The initial vertical velocity component (Vo sinA) could be calculated from the numbers they gave you.
To find out how long it takes for the projectile to reach its peak height, we need to use the equation of motion for vertical motion.
We know that the projectile reaches a peak height of 8 meters, which means its vertical displacement is 8 meters. The equation for vertical displacement is given by:
y = u * t + (1/2) * a * t^2
Where:
y = vertical displacement (8 meters in this case)
u = initial vertical velocity (unknown)
t = time taken to reach peak height (unknown)
a = acceleration due to gravity (-9.8 m/s^2, assuming upward as positive)

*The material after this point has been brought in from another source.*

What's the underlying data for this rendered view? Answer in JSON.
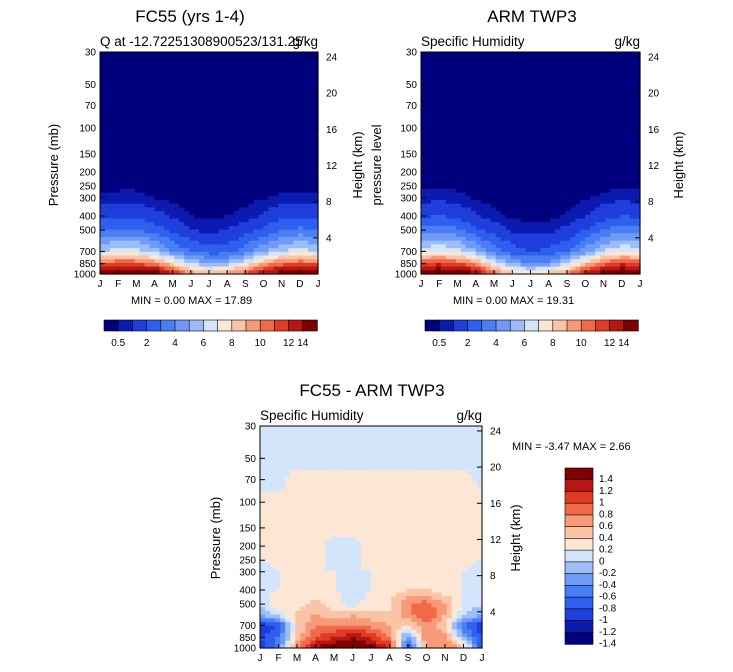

The initial vertical velocity (u) is the velocity of the projectile at the moment it is launched. Since we do not know the launch velocity, we cannot directly solve for the time taken to reach the peak height using this equation.
However, we can make use of the fact that the total time of flight is given as 20 seconds. The time taken to reach the peak height is half of the total time of flight since the projectile spends an equal amount of time going up and coming down. Therefore, the time taken to reach the peak height would be:
t = (20 seconds) / 2
t = 10 seconds
So, it takes 10 seconds for the projectile to reach its peak height.